Selama berbulan - bulan komunikasi dengan teman - temannya terputus, namun bukan berarti ia tidak bisa mendapatkan informasi dair luar. Soekarno memiliki inisiatif menggunakan telur sebagai media informasi dengan istrinya. Inggit akan memberikan telur asin ketika ada musibah dari teman - temannya. Itupun Soekarno hanya bisa menduga - duga.

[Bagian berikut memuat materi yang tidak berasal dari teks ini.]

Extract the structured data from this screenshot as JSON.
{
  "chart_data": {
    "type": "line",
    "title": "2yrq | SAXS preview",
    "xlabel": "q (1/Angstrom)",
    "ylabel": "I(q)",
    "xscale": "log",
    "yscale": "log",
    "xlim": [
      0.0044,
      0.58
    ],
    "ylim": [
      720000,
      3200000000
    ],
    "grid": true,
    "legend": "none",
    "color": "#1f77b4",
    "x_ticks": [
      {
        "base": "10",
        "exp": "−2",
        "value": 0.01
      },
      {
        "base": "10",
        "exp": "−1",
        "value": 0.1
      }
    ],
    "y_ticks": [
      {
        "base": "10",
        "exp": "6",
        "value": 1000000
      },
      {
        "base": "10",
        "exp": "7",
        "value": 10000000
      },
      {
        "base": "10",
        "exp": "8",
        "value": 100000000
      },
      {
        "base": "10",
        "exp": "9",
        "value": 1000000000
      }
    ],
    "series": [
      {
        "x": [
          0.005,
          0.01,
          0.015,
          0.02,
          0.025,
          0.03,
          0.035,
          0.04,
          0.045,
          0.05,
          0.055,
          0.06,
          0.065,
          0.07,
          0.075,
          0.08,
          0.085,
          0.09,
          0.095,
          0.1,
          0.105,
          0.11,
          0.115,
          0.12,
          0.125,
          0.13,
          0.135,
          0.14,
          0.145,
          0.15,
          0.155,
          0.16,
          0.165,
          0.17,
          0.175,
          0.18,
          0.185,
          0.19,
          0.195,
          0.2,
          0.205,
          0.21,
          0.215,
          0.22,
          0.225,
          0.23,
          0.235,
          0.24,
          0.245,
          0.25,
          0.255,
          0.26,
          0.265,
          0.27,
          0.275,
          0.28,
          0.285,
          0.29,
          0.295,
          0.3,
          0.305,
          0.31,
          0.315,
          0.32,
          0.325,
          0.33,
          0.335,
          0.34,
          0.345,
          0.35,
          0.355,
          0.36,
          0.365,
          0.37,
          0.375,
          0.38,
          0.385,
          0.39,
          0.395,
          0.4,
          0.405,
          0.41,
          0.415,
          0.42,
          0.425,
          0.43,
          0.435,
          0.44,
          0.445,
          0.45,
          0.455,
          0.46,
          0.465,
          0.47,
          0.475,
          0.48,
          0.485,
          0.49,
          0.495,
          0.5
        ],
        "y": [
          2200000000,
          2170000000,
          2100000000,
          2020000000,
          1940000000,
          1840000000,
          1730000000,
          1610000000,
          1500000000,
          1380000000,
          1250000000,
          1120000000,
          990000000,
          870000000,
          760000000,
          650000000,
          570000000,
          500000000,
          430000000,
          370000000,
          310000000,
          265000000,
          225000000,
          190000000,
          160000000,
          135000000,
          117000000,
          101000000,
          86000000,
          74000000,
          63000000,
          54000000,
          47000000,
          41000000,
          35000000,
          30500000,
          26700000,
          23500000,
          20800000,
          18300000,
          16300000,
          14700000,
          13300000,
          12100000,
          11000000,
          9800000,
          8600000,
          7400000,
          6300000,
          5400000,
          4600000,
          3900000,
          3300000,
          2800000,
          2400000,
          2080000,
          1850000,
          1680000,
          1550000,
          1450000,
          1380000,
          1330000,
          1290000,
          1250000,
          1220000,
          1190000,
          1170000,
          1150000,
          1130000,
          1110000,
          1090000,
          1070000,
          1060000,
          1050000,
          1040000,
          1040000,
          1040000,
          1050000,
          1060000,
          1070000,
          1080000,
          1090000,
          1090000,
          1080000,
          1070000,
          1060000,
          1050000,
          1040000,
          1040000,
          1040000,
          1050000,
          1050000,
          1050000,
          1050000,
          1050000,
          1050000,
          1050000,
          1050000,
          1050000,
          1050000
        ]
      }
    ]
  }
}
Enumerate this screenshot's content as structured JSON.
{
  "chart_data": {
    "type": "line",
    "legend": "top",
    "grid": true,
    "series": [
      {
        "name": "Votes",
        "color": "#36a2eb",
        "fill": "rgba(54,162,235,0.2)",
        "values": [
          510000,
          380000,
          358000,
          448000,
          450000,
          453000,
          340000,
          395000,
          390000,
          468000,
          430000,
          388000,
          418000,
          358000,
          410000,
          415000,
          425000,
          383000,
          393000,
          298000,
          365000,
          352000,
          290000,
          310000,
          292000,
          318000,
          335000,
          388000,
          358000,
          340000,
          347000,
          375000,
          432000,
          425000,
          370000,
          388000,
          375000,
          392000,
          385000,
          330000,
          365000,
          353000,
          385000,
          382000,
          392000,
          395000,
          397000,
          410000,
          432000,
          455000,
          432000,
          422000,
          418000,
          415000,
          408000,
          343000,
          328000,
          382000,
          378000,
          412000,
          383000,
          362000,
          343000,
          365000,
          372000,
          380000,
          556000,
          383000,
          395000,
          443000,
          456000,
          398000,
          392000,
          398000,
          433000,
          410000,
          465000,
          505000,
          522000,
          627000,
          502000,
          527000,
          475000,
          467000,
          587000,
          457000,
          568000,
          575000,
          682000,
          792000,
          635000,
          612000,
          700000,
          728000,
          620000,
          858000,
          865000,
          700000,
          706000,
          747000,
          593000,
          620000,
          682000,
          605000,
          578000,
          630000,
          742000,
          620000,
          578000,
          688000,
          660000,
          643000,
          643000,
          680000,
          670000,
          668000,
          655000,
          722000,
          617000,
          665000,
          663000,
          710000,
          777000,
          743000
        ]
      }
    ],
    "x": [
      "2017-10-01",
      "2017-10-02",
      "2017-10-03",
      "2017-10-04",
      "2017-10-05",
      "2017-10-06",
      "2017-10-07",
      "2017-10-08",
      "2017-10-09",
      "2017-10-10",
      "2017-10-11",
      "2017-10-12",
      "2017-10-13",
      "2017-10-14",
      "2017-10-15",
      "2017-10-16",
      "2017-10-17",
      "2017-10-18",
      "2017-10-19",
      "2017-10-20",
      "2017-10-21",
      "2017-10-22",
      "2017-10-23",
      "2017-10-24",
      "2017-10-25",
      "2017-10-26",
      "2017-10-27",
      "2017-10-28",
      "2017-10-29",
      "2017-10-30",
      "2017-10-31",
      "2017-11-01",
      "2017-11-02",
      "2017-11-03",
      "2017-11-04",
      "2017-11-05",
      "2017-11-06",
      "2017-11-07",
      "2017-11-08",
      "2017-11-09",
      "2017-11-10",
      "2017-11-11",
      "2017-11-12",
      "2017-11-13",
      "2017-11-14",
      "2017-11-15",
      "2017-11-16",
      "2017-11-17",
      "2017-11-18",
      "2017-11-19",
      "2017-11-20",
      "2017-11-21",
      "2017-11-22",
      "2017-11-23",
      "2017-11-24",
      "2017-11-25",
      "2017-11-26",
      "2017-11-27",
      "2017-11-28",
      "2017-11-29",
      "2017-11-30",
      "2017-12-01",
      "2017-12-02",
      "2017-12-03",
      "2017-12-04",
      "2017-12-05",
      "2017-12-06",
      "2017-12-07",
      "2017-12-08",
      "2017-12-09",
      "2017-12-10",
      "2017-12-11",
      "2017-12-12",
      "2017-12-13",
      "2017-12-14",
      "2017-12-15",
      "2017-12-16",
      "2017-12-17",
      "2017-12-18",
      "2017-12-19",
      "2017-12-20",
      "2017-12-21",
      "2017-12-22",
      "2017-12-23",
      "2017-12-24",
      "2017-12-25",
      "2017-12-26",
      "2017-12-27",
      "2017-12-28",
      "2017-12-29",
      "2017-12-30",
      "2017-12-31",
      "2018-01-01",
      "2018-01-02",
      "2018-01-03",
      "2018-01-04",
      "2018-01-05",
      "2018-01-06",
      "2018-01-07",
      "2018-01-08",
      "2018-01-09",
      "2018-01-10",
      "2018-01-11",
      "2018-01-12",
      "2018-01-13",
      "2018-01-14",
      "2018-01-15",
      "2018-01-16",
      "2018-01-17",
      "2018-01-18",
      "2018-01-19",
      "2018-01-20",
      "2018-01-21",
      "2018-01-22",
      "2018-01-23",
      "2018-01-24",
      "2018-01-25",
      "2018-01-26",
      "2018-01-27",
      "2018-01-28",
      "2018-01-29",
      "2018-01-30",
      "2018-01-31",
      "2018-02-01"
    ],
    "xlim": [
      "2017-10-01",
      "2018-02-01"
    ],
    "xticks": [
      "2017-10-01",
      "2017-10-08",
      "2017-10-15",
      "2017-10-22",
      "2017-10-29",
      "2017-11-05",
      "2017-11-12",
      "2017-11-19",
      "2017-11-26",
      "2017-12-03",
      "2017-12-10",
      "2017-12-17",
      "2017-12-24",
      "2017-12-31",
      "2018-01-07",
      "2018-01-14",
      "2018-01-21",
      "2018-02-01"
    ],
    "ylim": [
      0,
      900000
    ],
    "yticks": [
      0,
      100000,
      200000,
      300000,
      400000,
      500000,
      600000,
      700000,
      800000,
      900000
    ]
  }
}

Pengawasan dari pihak penjara sangat ketat bahkan hanya untuk sekedar bicara saja Inggit tidak diperbolehkan dan barang bawaan diperiksa secara teliti.

Soekarno kemudian mengembangkan cara berkomunikasi dengan telur tersebut sebagai media informasi yaitu dengan menusukkan jarum. Jika satu tusukan ke telur maka berarti ada kabar baik, jika ada dua tusukan berarti ada seorang teman dari Soekarno yang tertangkap, namun jika terdapat tiga tusukan di telur itu artinya banyak dari para aktivis yang ditangkap.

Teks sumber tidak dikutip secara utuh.